Apple's media streaming service is arriving very soon, and tidbits are starting to emerge on just what the much-anticipated offering will look like.
The unnamed services offering is expected to be announced on March 25, when Apple (AAPL) is holding a special event at its Cupertino headquarters under the theme "It's show time." As Apple shifts emphasis away from hardware sales and into services -- its fastest-growing, and most profitable segment -- the forthcoming streaming service is viewed as an important linchpin of Apple's future growth.
According to a Bloomberg report Wednesday, Apple is racing to rack up media deals in advance of the March 25 event, with a deadline of Friday to ink television and film agreements that will flesh out Apple's original streaming content. Apple is reportedly in talks with AT&T (T) which owns HBO, CBS Corp (CBS) , which owns Showtime, Lions Gate Entertainment, which owns Starz, and others. The outside content would be offered alongside programming either funded, developed or purchased by Apple.
Apple's new services offerings are expected to include a magazine subscription bundle, to be sold separately from the video streaming service. An Apple credit card, created in conjunction with Goldman Sachs (GS) , may also be announced.
As Apple moves aggressively into services, however, successfully competing against formidable incumbents, namely Netflix (NFLX) , is a high-stakes proposition.
Throughout 2018, Apple revealed a handful of production partnerships with high-profile creators such as Oprah Winfrey, Jennifer Aniston and Steven Spielberg. But because many of those content initiatives are still in development, launching with a slate of popular outside content may make a big difference. Several of the programming deals Apple is pursuing are expected to go through, but parties are still haggling over the finer points according to Bloomberg. Apple is presumed to take a cut roughly comparable to its App store fees, equivalent to 25%-35% of subscriber fees.
According to Wedbush's Dan Ives, a realistic medium-term goal for Apple -- meaning three to five years out -- would be 100 million subscribers provided that it executes its media streaming plan with minimal speed bumps.
"While acquisitions have not been in Apple's core DNA, the clock has struck midnight for Cupertino in our opinion and building content organically is a slow and arduous path, which highlights the clear need for Apple to do larger, strategic M&A (a24, Lionsgate, Sony Pictures, CBS/Viacom, Netflix, MGM) around content over the coming year to double down and drive the services flywheel," Ives wrote.
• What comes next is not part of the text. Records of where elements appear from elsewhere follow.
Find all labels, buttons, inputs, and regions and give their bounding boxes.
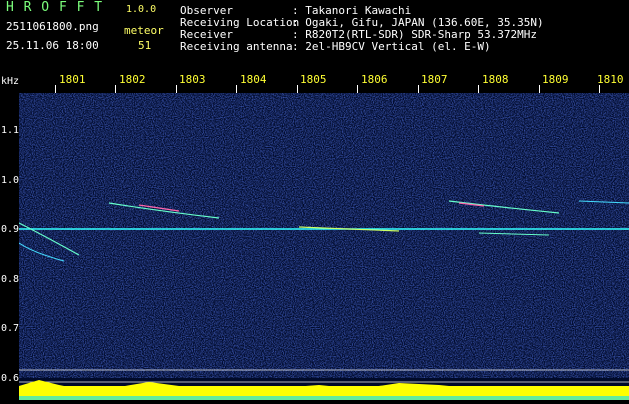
spectrogram-svg [18, 93, 629, 400]
y-tick-label: 0.8 [1, 274, 20, 285]
x-tick-label: 1806 [361, 73, 388, 86]
y-tick-label: 1.1 [1, 125, 20, 136]
noise-floor-base [19, 396, 629, 400]
x-tick-label: 1801 [59, 73, 86, 86]
app-version: 1.0.0 [126, 4, 157, 15]
meteor-count: 51 [138, 39, 152, 52]
datetime: 25.11.06 18:00 [6, 39, 99, 52]
file-name: 2511061800.png [6, 20, 99, 33]
x-tick-mark [357, 85, 358, 93]
x-axis: 1801 1802 1803 1804 1805 1806 1807 1808 … [19, 72, 629, 94]
x-tick-mark [55, 85, 56, 93]
x-tick-mark [418, 85, 419, 93]
x-tick-label: 1804 [240, 73, 267, 86]
noise-texture [19, 93, 629, 378]
x-tick-mark [599, 85, 600, 93]
header-panel: H R O F F T 1.0.0 2511061800.png 25.11.0… [0, 0, 629, 72]
x-tick-mark [236, 85, 237, 93]
x-tick-label: 1808 [482, 73, 509, 86]
x-tick-label: 1805 [300, 73, 327, 86]
x-tick-label: 1803 [179, 73, 206, 86]
x-tick-label: 1807 [421, 73, 448, 86]
y-tick-label: 0.6 [1, 373, 20, 384]
x-tick-label: 1810 [597, 73, 624, 86]
x-tick-label: 1802 [119, 73, 146, 86]
row-value-antenna: : 2el-HB9CV Vertical (el. E-W) [292, 40, 491, 53]
y-axis-unit: kHz [1, 76, 20, 87]
x-tick-mark [297, 85, 298, 93]
x-tick-mark [539, 85, 540, 93]
x-tick-mark [478, 85, 479, 93]
x-tick-mark [115, 85, 116, 93]
y-tick-label: 0.7 [1, 323, 20, 334]
y-tick-label: 1.0 [1, 175, 20, 186]
x-tick-label: 1809 [542, 73, 569, 86]
spectrogram-plot [18, 93, 629, 400]
meteor-label: meteor [124, 24, 164, 37]
y-tick-label: 0.9 [1, 224, 20, 235]
app-brand: H R O F F T [6, 0, 104, 15]
row-label-antenna: Receiving antenna [180, 40, 293, 53]
x-tick-mark [176, 85, 177, 93]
Compared to Netflix, Amazon (AMZN) , Disney (DIS) and others, Apple is behind the ball on video streaming and will need to accumulate subscribers from scratch. At the same time, Apple has one not-so-secret weapon -- its loyal installed base of 1.4 billion active devices, including 900 million iPhones.
For investors, there's potentially a good deal to be gained from Apple's streaming ambitions.
If it were to add 100 million subscribers over the next few years by way of its streaming services, Ives estimated that could translate into an annual revenue stream of $7 billion to $10 billion over time. By comparison, Apple's services business brought in $10.9 billion in its most recent quarter, representing a year-over-year increase of 19%.
A successful streaming rollout could also mean a healthy boost to Apple's valuation over time, Ives noted.
"If Apple is successful with its latest streaming endeavor and reaches some of these potential subs/revenues numbers annually we estimate, this will add roughly $15 per share to our SOTP [sum of the parts] valuation on Apple," he added.